1 June 2026
Most people give up on AI sounding like them too early
Most people give up on AI sounding like them after one draft.
They prompt it. They read v1. It sounds generic. They conclude AI can't do their voice and either rewrite the whole thing themselves or stop using AI for writing.
That moment - the one where they reject v1 and walk away - is the moment the work actually starts.
Start small, not perfect
When you first start trying to brief AI on your voice, you don't really know what to say. So you start simple. Use Australian English. No exclamation marks. Don't say "unlock potential". Two or three sentences, paste-in-anywhere.
That's enough to get you off zero. Don't try to write a 20-page voice doc upfront - you'll never finish, and most of what's actually distinctive about you won't make it in anyway. The interesting bits of your voice aren't the rules you can articulate. They're the rewrites you make once you see something that isn't quite right.
Why a brief isn't enough
The thing nobody warns you about: the first draft is supposed to be generic.
How could it not be? It's read a million pieces of writing and the few sentences you gave it about you. The first cut lands somewhere in the middle of "competent writing" because that's all it has to work with. Of course it doesn't sound like you yet. You haven't shown it you yet.
People reject v1 like AI failed them. AI didn't fail. It made the only draft it could make from what you gave it.

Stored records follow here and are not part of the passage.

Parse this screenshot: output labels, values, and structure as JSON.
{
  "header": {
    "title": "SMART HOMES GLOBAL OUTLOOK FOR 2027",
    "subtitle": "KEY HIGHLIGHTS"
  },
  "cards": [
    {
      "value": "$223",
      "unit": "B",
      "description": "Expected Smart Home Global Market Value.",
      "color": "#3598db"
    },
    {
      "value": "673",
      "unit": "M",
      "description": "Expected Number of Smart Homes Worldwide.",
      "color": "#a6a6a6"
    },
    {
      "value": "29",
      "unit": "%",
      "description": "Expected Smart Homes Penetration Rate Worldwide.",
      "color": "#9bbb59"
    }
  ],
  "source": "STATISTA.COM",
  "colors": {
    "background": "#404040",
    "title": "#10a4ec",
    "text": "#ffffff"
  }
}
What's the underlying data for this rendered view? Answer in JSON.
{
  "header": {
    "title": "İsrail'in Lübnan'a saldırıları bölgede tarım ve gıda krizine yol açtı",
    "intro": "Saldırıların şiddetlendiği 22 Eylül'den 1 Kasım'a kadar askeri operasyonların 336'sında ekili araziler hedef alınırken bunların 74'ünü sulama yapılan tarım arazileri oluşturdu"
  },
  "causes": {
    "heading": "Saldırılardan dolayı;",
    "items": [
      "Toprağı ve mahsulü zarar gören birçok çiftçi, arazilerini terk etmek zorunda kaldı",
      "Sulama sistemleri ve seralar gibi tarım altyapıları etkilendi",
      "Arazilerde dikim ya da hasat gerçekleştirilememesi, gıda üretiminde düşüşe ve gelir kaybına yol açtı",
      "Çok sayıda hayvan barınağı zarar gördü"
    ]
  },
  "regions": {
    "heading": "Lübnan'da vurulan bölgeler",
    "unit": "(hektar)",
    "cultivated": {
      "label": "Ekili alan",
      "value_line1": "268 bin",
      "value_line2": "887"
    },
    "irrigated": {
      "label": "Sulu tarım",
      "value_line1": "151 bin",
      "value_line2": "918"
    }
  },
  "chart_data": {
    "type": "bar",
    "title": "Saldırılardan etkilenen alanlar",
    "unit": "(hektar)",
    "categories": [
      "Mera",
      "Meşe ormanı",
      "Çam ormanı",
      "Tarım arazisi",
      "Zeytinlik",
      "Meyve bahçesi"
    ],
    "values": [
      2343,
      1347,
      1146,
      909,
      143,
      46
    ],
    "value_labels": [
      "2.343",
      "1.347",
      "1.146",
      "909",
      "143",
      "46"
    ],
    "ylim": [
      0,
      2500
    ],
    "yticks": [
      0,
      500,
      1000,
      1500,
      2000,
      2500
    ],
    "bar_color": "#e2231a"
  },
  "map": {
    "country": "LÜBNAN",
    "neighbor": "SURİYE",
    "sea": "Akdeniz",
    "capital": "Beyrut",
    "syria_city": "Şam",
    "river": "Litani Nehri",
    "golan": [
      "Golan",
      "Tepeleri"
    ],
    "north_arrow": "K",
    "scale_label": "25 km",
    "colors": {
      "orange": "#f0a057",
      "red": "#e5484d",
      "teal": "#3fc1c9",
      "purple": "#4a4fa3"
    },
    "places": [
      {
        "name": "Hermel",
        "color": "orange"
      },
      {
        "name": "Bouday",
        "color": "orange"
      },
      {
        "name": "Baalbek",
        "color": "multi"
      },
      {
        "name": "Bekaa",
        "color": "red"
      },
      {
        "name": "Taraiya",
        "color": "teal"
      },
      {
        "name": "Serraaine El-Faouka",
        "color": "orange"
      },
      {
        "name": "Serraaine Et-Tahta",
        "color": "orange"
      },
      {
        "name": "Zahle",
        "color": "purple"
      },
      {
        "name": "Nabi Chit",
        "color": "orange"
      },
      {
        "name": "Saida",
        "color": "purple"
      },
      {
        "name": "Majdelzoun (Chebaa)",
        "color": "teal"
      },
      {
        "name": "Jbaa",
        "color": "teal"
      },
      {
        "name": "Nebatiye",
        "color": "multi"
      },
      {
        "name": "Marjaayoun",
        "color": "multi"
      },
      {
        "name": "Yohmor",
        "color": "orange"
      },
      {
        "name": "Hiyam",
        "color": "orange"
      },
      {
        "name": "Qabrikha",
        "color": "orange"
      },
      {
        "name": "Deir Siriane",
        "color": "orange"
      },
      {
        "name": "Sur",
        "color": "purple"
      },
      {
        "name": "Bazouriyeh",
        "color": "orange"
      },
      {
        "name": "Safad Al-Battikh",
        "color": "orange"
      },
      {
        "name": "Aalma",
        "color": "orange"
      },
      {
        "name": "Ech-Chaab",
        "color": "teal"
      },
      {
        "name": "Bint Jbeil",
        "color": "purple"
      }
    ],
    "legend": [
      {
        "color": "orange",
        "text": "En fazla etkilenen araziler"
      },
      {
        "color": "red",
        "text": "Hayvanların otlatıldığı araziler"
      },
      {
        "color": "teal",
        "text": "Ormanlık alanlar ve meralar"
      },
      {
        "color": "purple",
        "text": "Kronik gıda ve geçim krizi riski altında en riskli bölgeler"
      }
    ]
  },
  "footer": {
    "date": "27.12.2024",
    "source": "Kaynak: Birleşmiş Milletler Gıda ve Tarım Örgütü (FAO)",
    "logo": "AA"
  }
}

The actual work is what happens after.
What I do
Recent example. Welcome email for new user signups. I asked AI to draft it. v1 came back - fine, polite, generic. Sounded like a thousand other welcome emails.
So I rewrote it. Not from scratch. Just the bits that make it feel like me - warmth, an exclamation where I'd actually use one, an emoji where it'd land, more context around things the AI couldn't have known mattered (it's the first cut, how would it?). I deleted a few words I'd never say. Smaller changes than you'd think.

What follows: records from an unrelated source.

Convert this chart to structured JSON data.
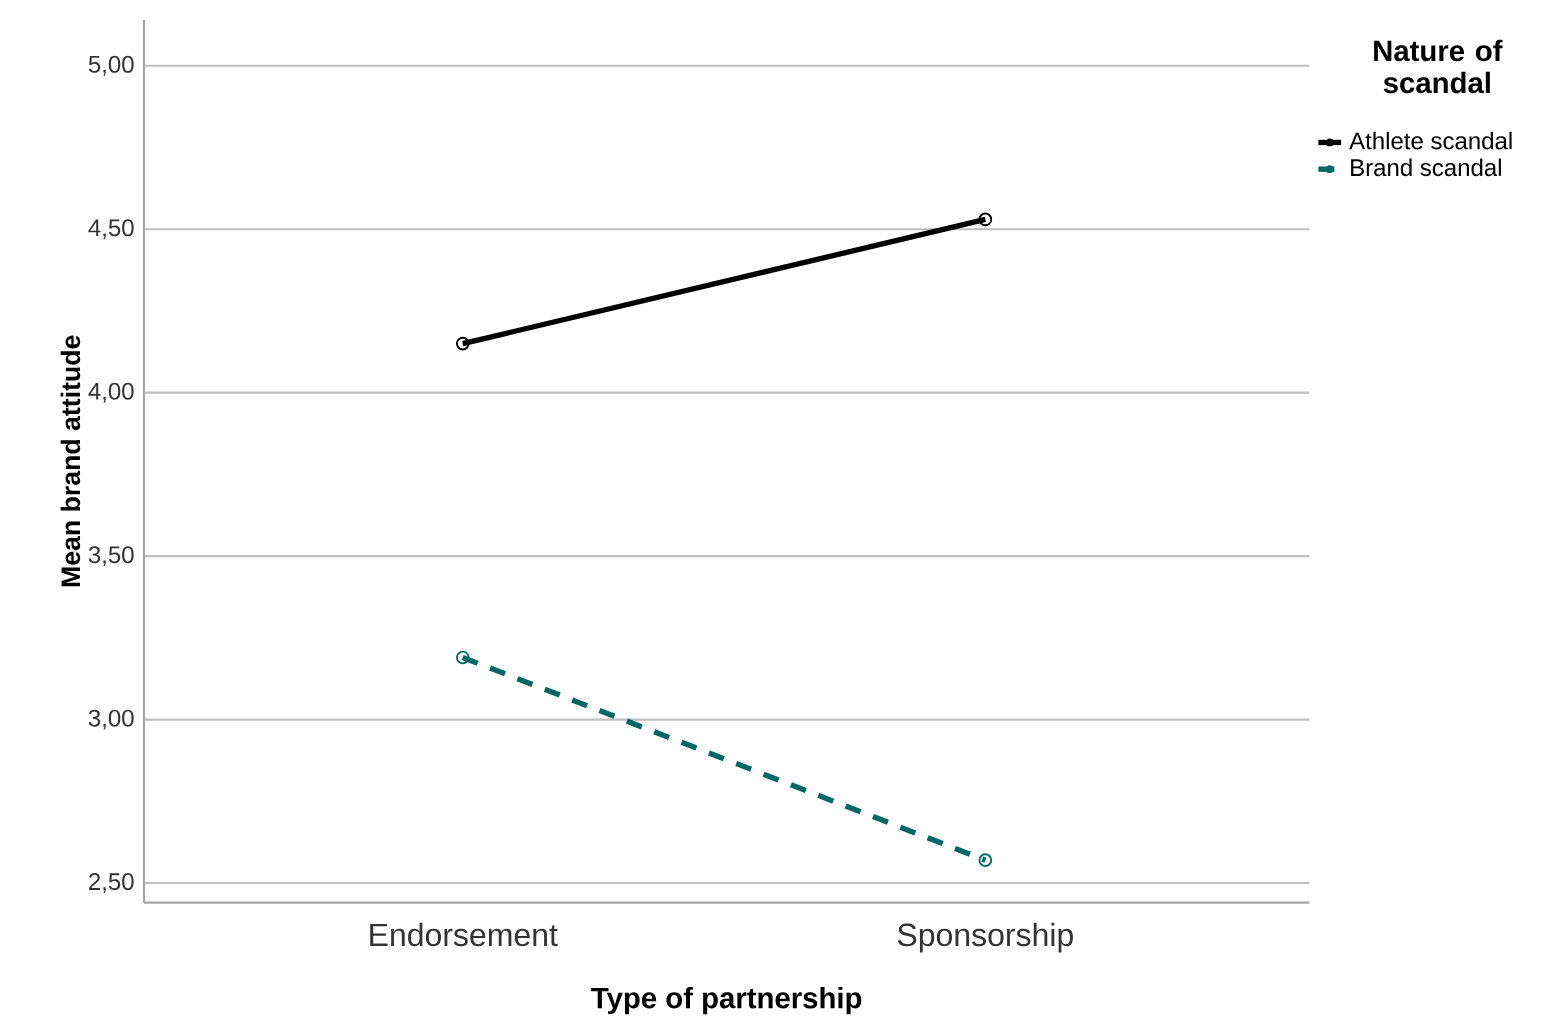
{
  "chart_data": {
    "type": "line",
    "xlabel": "Type of partnership",
    "ylabel": "Mean brand attitude",
    "legend_title": "Nature of scandal",
    "categories": [
      "Endorsement",
      "Sponsorship"
    ],
    "series": [
      {
        "name": "Athlete scandal",
        "color": "#000000",
        "values": [
          4.15,
          4.53
        ],
        "line_style": "solid"
      },
      {
        "name": "Brand scandal",
        "color": "#006666",
        "values": [
          3.19,
          2.57
        ],
        "line_style": "dashed"
      }
    ],
    "ylim": [
      2.44,
      5.14
    ],
    "yticks": [
      {
        "value": 2.5,
        "label": "2,50"
      },
      {
        "value": 3,
        "label": "3,00"
      },
      {
        "value": 3.5,
        "label": "3,50"
      },
      {
        "value": 4,
        "label": "4,00"
      },
      {
        "value": 4.5,
        "label": "4,50"
      },
      {
        "value": 5,
        "label": "5,00"
      }
    ],
    "grid": "y",
    "legend": "top right",
    "marker": "circle"
  }
}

Then I fed the edited version back: hey, I sent this version, please review and learn from it for next time.
I've done that exact loop three times now. Each round, the version it gives me needs less editing than the round before.
The advanced move
Sometimes I'll drop a long brain dump in chat - on a topic, on a problem, just thinking out loud. Then at the end I say: do you see how I wrote to you? That's how I speak. Analyse it. Take learnings from that, beyond what I'm literally telling you.
The dump itself is voice training data. The way I cut myself off, the way I correct mid-sentence, the words I reach for, the ones I never use - all of it is voice information that no brief can capture.
Why most people don't do this
Most people skip the loop because they're expecting AI to be a faster typist. Hand it a brief, get the answer, done. So when v1 doesn't sound like them, they reject the whole tool or they accept it as good enough and think AI “isn’t that great”.
The thing they miss is that the loop IS the work. Each edit you make, with the reason attached, is what AI needs to see to learn your voice. The brief just gets it started.
Next time AI drafts something and v1 lands flat, don't reject it. Sit with it. Rewrite the parts that aren't you. Tell it specifically what you changed and why. Then ask it to remember.
Do it three times. See what v4 looks like.